In the following measurement of luciferase we saw that the enzyme accumulated in all cultivations, including the cultures without any inductor. For quantitative analysis we calculated the production rate of luciferase in all cultivations. In order to compare the rates with the basal transcription in the native system, we divided all observed production rates by the luciferase production rate when using the native VirA without any inductor. The exemplary results of one clone with altered virA are shown in the following figure.

Figure 4: Luciferase production rates of the exemplary clone “21” are shown under conditions of induction with acetosyringone (21-A), capsaicin (21-C) and in uninduced state (21-U). The right bar indicates the production rate of the native system without acetosyringone (212-U), all the values in the figure had been normalized to.
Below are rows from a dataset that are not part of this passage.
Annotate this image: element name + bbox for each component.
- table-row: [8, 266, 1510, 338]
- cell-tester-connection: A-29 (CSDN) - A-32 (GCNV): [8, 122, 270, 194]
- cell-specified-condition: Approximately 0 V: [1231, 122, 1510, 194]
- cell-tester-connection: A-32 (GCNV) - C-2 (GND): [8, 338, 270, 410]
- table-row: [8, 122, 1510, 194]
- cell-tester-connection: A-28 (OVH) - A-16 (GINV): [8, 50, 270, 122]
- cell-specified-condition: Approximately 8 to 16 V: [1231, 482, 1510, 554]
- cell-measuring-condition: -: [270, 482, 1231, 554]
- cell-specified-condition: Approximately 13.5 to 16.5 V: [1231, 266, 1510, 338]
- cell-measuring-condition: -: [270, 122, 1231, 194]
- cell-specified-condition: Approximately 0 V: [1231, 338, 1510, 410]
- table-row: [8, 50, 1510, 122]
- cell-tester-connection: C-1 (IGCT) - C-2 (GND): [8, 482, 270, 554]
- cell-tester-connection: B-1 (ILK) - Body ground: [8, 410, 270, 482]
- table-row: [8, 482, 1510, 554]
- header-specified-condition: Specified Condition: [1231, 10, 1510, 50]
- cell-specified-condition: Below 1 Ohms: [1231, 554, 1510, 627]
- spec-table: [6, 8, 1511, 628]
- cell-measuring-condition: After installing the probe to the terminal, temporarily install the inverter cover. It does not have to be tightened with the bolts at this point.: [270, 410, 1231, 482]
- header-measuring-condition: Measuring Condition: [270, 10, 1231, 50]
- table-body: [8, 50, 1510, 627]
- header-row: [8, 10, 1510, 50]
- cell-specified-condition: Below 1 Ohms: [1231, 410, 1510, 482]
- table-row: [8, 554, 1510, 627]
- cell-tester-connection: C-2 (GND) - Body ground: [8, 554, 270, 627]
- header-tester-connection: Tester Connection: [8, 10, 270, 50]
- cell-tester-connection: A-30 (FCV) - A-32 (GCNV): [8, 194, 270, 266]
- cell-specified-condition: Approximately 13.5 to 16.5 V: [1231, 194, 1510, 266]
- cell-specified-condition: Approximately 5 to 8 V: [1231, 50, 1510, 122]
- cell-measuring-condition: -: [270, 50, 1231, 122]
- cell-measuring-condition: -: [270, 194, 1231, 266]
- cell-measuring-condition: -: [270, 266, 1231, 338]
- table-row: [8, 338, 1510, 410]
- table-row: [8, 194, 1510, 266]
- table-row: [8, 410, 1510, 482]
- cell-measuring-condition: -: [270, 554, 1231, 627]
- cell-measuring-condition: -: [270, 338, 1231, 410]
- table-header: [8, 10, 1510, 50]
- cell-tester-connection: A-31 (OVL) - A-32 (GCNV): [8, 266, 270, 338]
On the left side of the figure the luciferase production rates of the exemplary clone “21” are shown under conditions of induction with acetosyringone (21-A), capsaicin (21-C) and in uninduced state (21-U). The right bar indicates the production rate of the native system without acetosyringone (212-U), all the values in the figure had been normalized to.

The interpretation of values shows that the receptor cascade in clone “21” results in an equal expression of luciferase whether there is any inductor (acetosyringone, capsaicin) or not. The production rate of the enzyme is in all those cases on a similar level. Moreover, these rates are two times higher than the value calculated for the native system without induction.

Taking all these observations into account it gets clear that the virA variant in clone “21” has lead to a constitutive expression of the reporter gene, that cannot be influenced by any tested inductor. These results were found for all further investigated clones. Consequently, none of the mutated variants of virA have been submitted to the registry.

Although were got the described negative results, the potential of our screening system should be pointed out. Within few days we mutated thousands of bacteria and easily selected many bacteria showing an altered, up-regulated receptor system. The techniques itself is thereby fast and appropriate when a screening system with a high throughput is necessary.